George R.R. Martin did something similar, of course, but Cathedral is not Game of Thrones minus dragons and zombies. Rather, the novel attempts to present medieval history as the product of socio-economic forces, in particular the rise of the mercantile middle class. We are a long, sobering way from the fantastical adventures of Houses Lannister and Stark.
It is impossible briefly to summarise the plot of Cathedral, which takes in multiple persecutions, wars, episcopal elections, marriages, affairs — and the Black Death. A connecting strand is provided by a family of peasant origins, the Schaeffers, whose members become embroiled in the building of the cathedral, the formation of Hagenburg’s merchant guilds, and the Jewish community.

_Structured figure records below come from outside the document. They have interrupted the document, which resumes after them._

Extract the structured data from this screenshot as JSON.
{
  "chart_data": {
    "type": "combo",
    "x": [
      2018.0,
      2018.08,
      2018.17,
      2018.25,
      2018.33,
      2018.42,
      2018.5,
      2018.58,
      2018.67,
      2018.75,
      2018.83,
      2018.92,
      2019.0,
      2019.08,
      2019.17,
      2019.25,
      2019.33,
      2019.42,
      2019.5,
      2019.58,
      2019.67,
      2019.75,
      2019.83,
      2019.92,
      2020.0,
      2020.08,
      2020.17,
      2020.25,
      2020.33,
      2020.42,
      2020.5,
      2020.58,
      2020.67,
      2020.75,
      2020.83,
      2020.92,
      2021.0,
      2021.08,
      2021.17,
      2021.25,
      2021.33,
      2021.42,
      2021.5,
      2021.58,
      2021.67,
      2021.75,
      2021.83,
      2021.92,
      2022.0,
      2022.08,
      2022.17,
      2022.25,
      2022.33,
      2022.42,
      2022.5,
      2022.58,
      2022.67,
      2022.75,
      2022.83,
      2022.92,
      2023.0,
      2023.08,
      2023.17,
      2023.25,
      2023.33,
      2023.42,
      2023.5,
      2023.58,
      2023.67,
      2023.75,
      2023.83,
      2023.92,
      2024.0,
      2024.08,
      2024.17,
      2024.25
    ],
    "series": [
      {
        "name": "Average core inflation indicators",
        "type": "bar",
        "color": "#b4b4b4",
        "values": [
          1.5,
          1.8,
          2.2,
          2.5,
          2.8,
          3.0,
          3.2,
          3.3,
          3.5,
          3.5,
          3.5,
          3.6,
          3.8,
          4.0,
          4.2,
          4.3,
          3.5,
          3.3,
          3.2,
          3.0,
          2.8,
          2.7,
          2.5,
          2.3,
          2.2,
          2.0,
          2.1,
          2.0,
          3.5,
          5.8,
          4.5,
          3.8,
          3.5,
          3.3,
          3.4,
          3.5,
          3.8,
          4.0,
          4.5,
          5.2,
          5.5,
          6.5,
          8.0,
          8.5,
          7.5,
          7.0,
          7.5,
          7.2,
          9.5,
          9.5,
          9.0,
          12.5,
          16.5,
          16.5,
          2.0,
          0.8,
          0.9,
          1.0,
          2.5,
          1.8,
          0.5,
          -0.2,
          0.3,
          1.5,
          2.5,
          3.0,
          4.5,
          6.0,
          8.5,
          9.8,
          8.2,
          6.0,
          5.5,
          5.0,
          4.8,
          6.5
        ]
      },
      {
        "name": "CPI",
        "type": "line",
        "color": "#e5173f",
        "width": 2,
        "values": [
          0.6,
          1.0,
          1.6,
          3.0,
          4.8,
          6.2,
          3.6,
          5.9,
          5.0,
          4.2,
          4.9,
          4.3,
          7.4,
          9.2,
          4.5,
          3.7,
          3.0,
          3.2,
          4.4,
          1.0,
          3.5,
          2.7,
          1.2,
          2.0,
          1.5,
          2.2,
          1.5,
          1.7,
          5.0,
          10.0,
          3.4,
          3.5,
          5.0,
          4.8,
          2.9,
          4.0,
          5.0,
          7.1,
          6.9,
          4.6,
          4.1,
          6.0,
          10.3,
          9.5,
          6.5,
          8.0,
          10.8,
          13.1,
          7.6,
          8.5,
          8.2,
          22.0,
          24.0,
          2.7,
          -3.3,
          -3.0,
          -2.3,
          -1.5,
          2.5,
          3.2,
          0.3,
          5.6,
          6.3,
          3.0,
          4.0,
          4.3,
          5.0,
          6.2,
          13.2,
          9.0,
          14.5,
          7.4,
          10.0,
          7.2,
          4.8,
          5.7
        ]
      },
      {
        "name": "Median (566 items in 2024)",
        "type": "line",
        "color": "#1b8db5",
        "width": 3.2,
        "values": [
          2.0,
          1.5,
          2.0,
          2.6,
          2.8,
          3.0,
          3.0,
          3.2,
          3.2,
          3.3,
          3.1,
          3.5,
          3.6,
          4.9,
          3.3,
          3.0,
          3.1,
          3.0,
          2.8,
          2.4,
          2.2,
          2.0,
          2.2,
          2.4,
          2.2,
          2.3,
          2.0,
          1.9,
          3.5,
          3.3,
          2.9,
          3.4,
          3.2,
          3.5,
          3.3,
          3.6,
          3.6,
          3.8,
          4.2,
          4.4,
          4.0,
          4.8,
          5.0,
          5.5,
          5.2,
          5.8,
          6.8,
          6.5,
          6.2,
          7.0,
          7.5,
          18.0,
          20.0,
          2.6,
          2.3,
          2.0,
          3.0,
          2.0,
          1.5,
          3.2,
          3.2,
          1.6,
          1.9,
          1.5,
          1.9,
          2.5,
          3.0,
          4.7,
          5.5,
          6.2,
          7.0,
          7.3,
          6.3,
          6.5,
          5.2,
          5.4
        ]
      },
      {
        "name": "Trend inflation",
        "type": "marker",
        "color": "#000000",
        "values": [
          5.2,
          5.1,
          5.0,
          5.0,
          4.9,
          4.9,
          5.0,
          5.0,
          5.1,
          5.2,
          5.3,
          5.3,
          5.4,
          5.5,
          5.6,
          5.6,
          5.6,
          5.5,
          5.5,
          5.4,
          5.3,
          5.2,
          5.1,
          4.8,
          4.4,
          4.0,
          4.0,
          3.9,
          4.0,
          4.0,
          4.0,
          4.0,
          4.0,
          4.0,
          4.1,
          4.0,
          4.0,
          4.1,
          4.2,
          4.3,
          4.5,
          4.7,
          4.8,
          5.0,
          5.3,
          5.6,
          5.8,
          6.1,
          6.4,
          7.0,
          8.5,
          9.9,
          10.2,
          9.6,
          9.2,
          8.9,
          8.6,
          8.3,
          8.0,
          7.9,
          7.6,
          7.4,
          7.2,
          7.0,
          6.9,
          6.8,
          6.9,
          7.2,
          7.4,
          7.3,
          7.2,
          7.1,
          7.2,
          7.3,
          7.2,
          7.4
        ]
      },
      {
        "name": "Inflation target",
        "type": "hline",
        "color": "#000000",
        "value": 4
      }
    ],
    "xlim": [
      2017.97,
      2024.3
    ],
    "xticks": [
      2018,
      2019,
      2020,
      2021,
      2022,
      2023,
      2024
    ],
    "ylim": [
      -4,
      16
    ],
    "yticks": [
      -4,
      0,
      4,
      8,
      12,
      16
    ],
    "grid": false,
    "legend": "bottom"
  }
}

Jewry is an important dimension of the novel. The special situation of medieval Jews as financial actors is to the fore, but the Jewish characters are as rounded and sympathetic as anyone else in the book. Hopkins writes powerfully about real and fictional instances of antisemitic violence, and the emancipatory Statute of Kalisz, which paved the way for Jewish settlement in Poland, figures prominently.
Most of Cathedral is written in a punchy style which cheerfully mixes archaisms (“thusly”) with anachronisms (“homosexuals”, “financial restructuring”). Hopkins attempts to create a distinctive voice for each member of his chorus of narrators, with varying success. Some passages are particularly gripping, including descriptions of the persecution of heretics and of the Festival of Fools. And I found the coda to the novel deeply poignant.
Hopkins is a renowned screenwriter, and Cathedral seems ripe for TV adaptation, though I expect its complex and sprawling plot would need paring down. Alas, as an appreciation of what medieval architecture could do, it left me wanting. I won’t be advising my American friend to put away her Pevsner just yet.